Есть в человеке известное послеобеденное расположение духа, которое сильнее всяких разумных причин заставляет человека быть довольным собой и считать всех своими друзьями. Наполеон находился в этом расположении. Ему казалось, что он окружен людьми, обожающими его. Он был убежден, что и Балашев после его обеда был его другом и обожателем. Наполеон обратился к нему с приятной и слегка насмешливой улыбкой.
– Это та же комната, как мне говорили, в которой жил император Александр. Странно, не правда ли, генерал? – сказал он, очевидно, не сомневаясь в том, что это обращение не могло не быть приятно его собеседнику, так как оно доказывало превосходство его, Наполеона, над Александром.
Балашев ничего не мог отвечать на это и молча наклонил голову.
– Да, в этой комнате, четыре дня тому назад, совещались Винцингероде и Штейн, – с той же насмешливой, уверенной улыбкой продолжал Наполеон. – Чего я не могу понять, – сказал он, – это того, что император Александр приблизил к себе всех личных моих неприятелей. Я этого не… понимаю. Он не подумал о том, что я могу сделать то же? – с вопросом обратился он к Балашеву, и, очевидно, это воспоминание втолкнуло его опять в тот след утреннего гнева, который еще был свеж в нем.

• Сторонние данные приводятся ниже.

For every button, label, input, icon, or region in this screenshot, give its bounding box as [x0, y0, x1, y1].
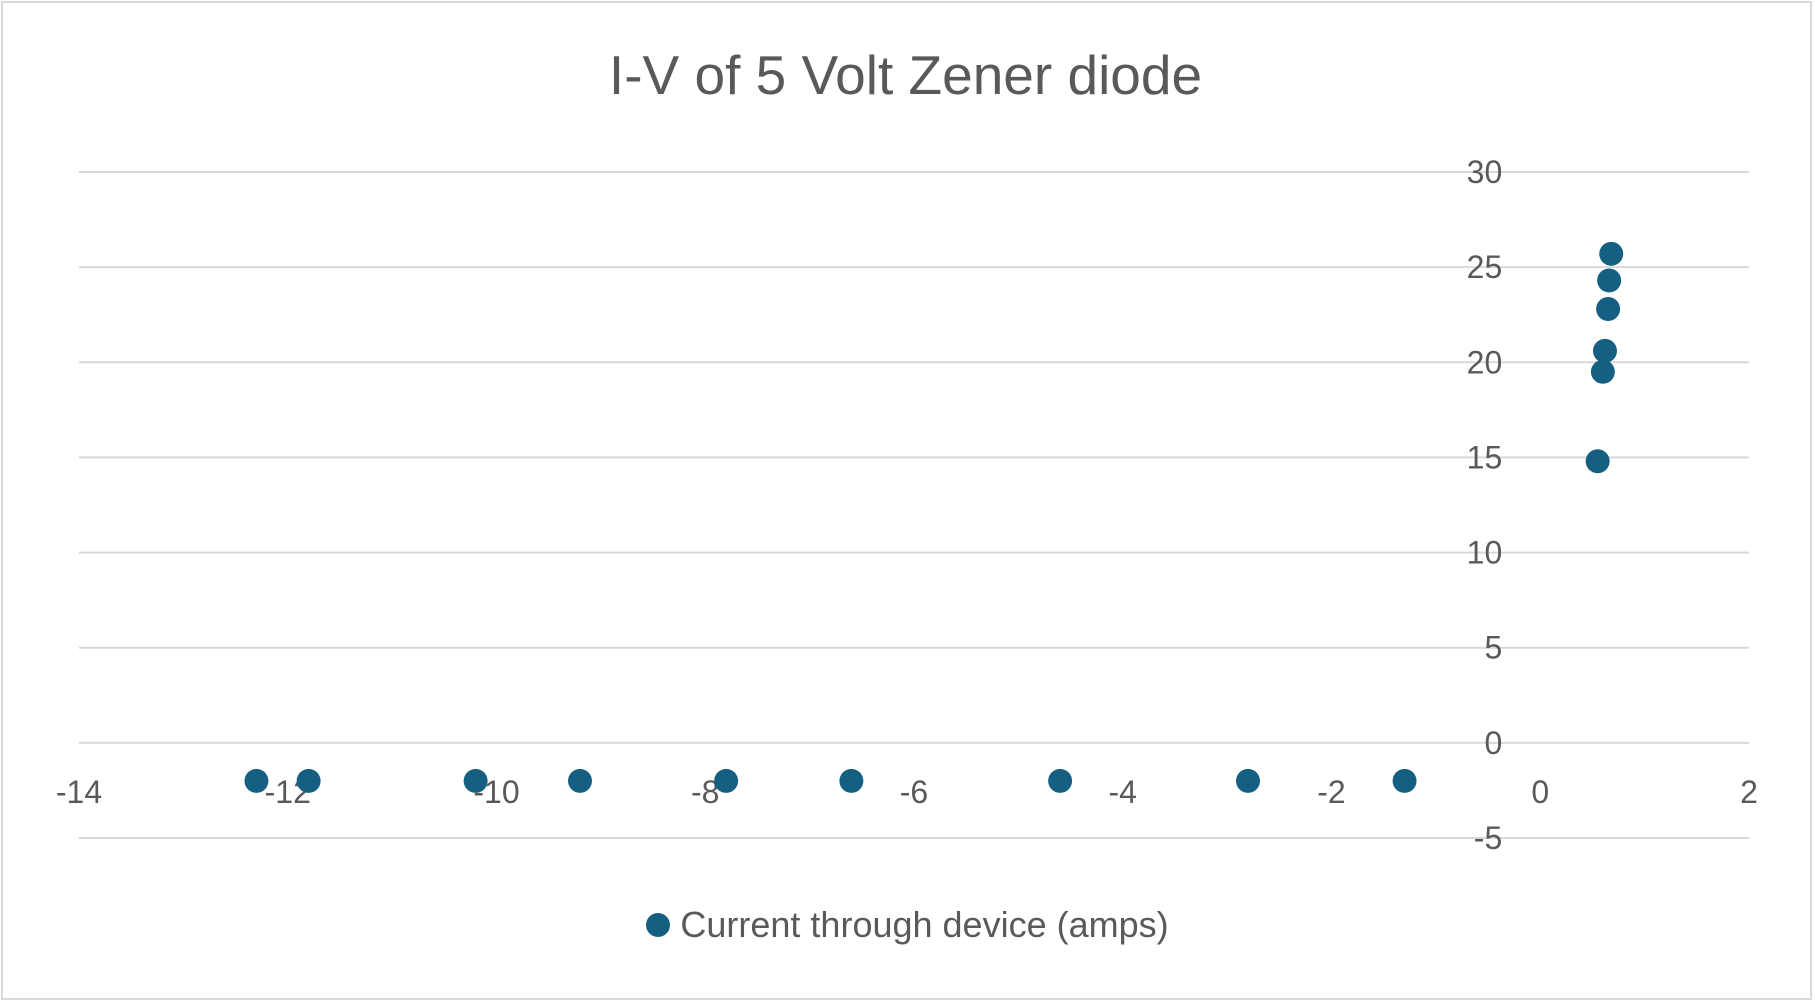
legend-marker [646, 913, 671, 937]
y-tick-label: 0 [1484, 725, 1502, 761]
data-point [839, 768, 864, 793]
x-tick-label: 0 [1531, 774, 1549, 810]
y-tick-label: 20 [1467, 344, 1503, 380]
gridlines [79, 171, 1749, 839]
data-point [1597, 268, 1622, 293]
data-point [1392, 768, 1417, 793]
y-tick-label: 15 [1467, 439, 1503, 475]
data-point [568, 768, 592, 793]
x-axis-ticks: -14 -12 -10 -8 -6 -4 -2 0 2 [56, 774, 1758, 810]
data-point [463, 768, 488, 793]
y-tick-label: 5 [1484, 630, 1502, 666]
data-point [1585, 449, 1610, 474]
data-points [244, 241, 1624, 793]
chart-title: I-V of 5 Volt Zener diode [608, 44, 1203, 106]
legend: Current through device (amps) [0, 904, 1815, 946]
data-point [1048, 768, 1073, 793]
data-point [244, 768, 269, 793]
data-point [1599, 241, 1624, 266]
legend-label: Current through device (amps) [680, 904, 1169, 945]
x-tick-label: -4 [1109, 774, 1137, 810]
data-point [714, 768, 739, 793]
data-point [1590, 359, 1615, 384]
y-tick-label: 25 [1467, 249, 1503, 285]
x-tick-label: 2 [1740, 774, 1758, 810]
y-tick-label: 10 [1467, 535, 1503, 571]
x-tick-label: -6 [900, 774, 928, 810]
y-tick-label: 30 [1467, 154, 1503, 190]
x-tick-label: -14 [56, 774, 102, 810]
x-tick-label: -2 [1317, 774, 1345, 810]
data-point [1236, 768, 1260, 793]
y-tick-label: -5 [1474, 820, 1502, 856]
data-point [1596, 297, 1621, 322]
data-point [1592, 338, 1617, 363]
y-axis-ticks: -5 0 5 10 15 20 25 30 [1467, 154, 1503, 856]
data-point [296, 768, 321, 793]
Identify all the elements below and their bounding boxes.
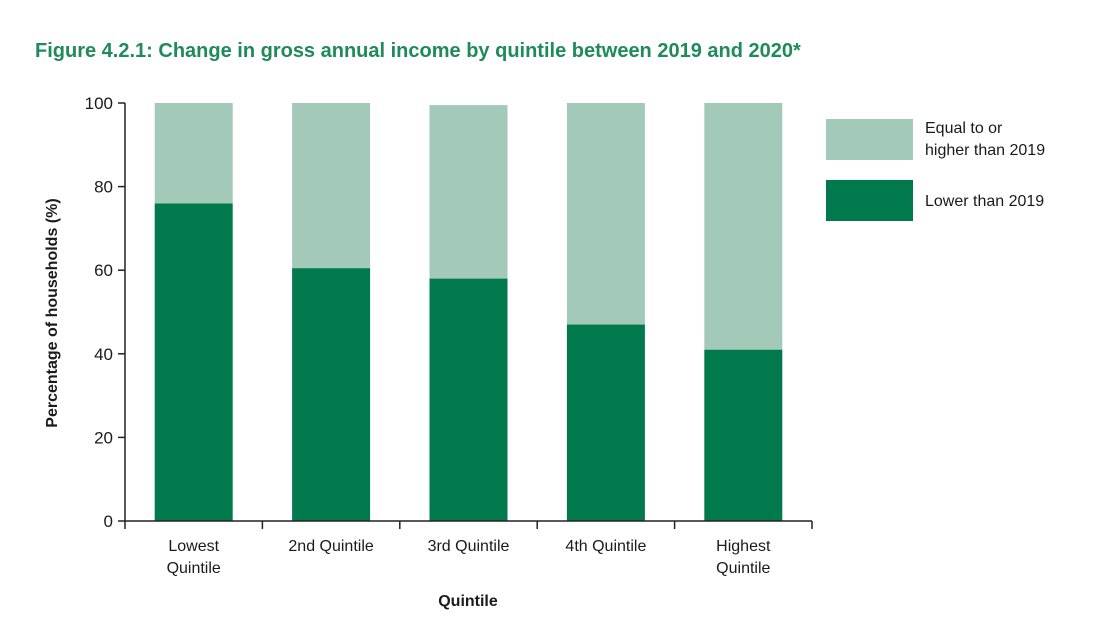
y-axis-title: Percentage of households (%) [44,198,61,427]
y-tick-label-0: 0 [104,512,113,531]
bar-lower-5 [704,349,783,521]
bar-equal_or_higher-3 [429,105,508,279]
y-tick-label-20: 20 [94,428,113,447]
chart-title: Figure 4.2.1: Change in gross annual inc… [35,40,801,62]
x-tick-label-3: 3rd Quintile [428,538,510,555]
x-tick-label-2: 2nd Quintile [288,538,373,555]
bar-equal_or_higher-4 [566,103,645,325]
y-tick-label-80: 80 [94,178,113,197]
bar-lower-4 [566,324,645,521]
legend: Equal to or higher than 2019 Lower than 20… [826,119,1045,221]
bar-lower-2 [292,268,371,521]
bar-equal_or_higher-1 [154,103,233,204]
legend-swatch-equal-or-higher [826,119,913,160]
x-axis-title: Quintile [438,593,498,610]
legend-label-lower: Lower than 2019 [925,193,1044,210]
bar-lower-3 [429,278,508,521]
x-tick-label-4: 4th Quintile [565,538,646,555]
x-tick-label-1: Lowest Quintile [167,538,221,577]
axes-group: 0 20 40 60 80 100 Lowest Quintile 2nd Quintile 3r… [44,94,813,610]
bar-equal_or_higher-5 [704,103,783,350]
bar-equal_or_higher-2 [292,103,371,269]
legend-swatch-lower [826,180,913,221]
x-tick-label-5: Highest Quintile [716,538,771,577]
bar-lower-1 [154,203,233,521]
legend-label-equal-or-higher: Equal to or higher than 2019 [925,120,1045,159]
bars-group [154,103,783,521]
y-tick-label-100: 100 [85,94,113,113]
y-tick-label-60: 60 [94,261,113,280]
y-tick-label-40: 40 [94,345,113,364]
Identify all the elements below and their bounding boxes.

– И пусть он знает, что я это сделаю, – сказал Наполеон, вставая и отталкивая рукой свою чашку. – Я выгоню из Германии всех его родных, Виртембергских, Баденских, Веймарских… да, я выгоню их. Пусть он готовит для них убежище в России!
Балашев наклонил голову, видом своим показывая, что он желал бы откланяться и слушает только потому, что он не может не слушать того, что ему говорят. Наполеон не замечал этого выражения; он обращался к Балашеву не как к послу своего врага, а как к человеку, который теперь вполне предан ему и должен радоваться унижению своего бывшего господина.
– И зачем император Александр принял начальство над войсками? К чему это? Война мое ремесло, а его дело царствовать, а не командовать войсками. Зачем он взял на себя такую ответственность?
Наполеон опять взял табакерку, молча прошелся несколько раз по комнате и вдруг неожиданно подошел к Балашеву и с легкой улыбкой так уверенно, быстро, просто, как будто он делал какое нибудь не только важное, но и приятное для Балашева дело, поднял руку к лицу сорокалетнего русского генерала и, взяв его за ухо, слегка дернул, улыбнувшись одними губами.
– Avoir l'oreille tiree par l'Empereur [Быть выдранным за ухо императором] считалось величайшей честью и милостью при французском дворе.
– Eh bien, vous ne dites rien, admirateur et courtisan de l'Empereur Alexandre? [Ну у, что ж вы ничего не говорите, обожатель и придворный императора Александра?] – сказал он, как будто смешно было быть в его присутствии чьим нибудь courtisan и admirateur [придворным и обожателем], кроме его, Наполеона.